The completed COG low-risk and intermediate-risk neuroblastoma clinical trials recommended immediate chemotherapy for cord compression in low-risk or intermediate-risk patients.[38-40] In a single study in this setting looking at the effect of glucocorticoids on neurological outcome, it was associated with improved early symptom relief. However, glucocorticoids did not prevent late residual impairment.[40]
Children with severe spinal cord compression that does not promptly improve or those with worsening symptoms may benefit from neurosurgical intervention. Laminectomy may result in later kyphoscoliosis and may not eliminate the need for chemotherapy.[38-40] It was thought that osteoplastic laminotomy, a procedure that does not remove bone, would result in less spinal deformity. Osteoplastic laminotomy may be associated with a lower incidence of progressive spinal deformity requiring fusion, but there is no evidence that functional neurologic deficit is improved with laminoplasty.[41]

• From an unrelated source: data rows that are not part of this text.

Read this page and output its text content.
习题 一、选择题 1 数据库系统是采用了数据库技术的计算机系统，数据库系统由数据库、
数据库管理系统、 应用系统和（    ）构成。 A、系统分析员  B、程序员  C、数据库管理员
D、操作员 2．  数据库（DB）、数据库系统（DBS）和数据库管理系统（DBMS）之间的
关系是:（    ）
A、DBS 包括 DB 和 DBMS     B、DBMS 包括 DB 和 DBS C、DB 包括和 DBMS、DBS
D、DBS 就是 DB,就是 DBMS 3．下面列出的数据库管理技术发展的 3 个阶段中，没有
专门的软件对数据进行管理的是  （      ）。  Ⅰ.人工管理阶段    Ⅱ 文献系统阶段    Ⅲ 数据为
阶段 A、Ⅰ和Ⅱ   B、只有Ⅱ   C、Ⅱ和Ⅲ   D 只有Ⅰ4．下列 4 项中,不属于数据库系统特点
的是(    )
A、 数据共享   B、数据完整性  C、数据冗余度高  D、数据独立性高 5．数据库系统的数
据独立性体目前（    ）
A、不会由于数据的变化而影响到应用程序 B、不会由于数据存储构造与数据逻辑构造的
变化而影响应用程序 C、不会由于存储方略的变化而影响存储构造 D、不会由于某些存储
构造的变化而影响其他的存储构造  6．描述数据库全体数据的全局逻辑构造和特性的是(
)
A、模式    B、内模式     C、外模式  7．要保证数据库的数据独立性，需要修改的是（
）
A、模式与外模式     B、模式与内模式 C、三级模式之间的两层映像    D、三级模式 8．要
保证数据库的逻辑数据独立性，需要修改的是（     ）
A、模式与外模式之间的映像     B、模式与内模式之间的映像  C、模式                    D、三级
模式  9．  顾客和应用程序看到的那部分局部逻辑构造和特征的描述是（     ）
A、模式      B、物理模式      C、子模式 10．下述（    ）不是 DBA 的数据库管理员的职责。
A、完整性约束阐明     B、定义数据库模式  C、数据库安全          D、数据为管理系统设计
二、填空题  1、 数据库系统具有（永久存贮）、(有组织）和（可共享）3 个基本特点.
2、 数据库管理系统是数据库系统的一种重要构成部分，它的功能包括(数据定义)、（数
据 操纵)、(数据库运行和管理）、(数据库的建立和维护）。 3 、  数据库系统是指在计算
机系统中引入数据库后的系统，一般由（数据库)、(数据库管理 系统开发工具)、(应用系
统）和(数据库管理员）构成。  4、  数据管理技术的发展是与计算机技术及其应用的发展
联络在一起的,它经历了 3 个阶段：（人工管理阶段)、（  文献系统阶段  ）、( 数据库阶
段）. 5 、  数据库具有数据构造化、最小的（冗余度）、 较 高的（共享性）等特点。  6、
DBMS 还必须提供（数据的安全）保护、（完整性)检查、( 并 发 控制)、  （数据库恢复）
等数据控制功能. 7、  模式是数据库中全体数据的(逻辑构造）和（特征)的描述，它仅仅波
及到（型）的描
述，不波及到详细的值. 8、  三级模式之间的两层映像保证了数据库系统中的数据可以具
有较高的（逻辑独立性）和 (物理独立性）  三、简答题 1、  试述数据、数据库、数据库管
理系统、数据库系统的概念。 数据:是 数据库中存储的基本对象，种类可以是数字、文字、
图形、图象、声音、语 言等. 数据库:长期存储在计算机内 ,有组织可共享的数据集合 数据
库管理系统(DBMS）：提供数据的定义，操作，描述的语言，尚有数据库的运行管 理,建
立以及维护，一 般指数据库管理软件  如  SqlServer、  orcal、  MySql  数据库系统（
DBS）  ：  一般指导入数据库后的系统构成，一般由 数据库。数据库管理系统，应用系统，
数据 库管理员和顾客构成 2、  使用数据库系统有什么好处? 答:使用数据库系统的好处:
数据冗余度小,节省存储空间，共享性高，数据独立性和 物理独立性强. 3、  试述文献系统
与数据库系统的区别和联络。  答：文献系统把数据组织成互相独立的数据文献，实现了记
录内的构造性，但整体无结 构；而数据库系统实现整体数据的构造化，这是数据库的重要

The burden of long-term health problems in survivors of neuroblastoma with intraspinal extension is high. In a systematic review of 28 studies of treatment and outcome of patients with intraspinal extension, the severity of the symptoms at diagnosis and the treatment modalities were most associated with the presence of long-term health problems. In particular, the severity of neurological motor deficit was most likely to predict neurological outcome.[42] The severity of motor deficit at diagnosis is associated with spinal deformity and sphincter dysfunction at the end of follow-up, while sphincter dysfunction at diagnosis was correlated with long-term sphincter problems.[43] This supports the initiation of treatment before symptoms have deteriorated to complete loss of neurological function.
In a series of 34 infants with symptomatic epidural spinal cord compression, both surgery and chemotherapy provided unsatisfactory results once paraplegia had been established. The frequency of grade 3 motor deficits and bowel dysfunction increased with a longer symptom duration interval. Most infants with symptomatic epidural spinal cord compression developed sequelae, which were severe in about one-half of patients.[44]

Surveillance During and After Treatment

Surveillance studies during and after treatment are able to detect asymptomatic and unsuspected relapse in a substantial portion of patients. In an overall surveillance plan, which includes urinary vanillylmandelic acid and homovanillic acid testing, one of the most reliable imaging tests to detect disease progression or recurrence is the 123I-MIBG scan.[45,46] Cross-sectional imaging with computed tomography scans is controversial because of the amount of radiation received and the low proportion of relapses detected with this modality.[47]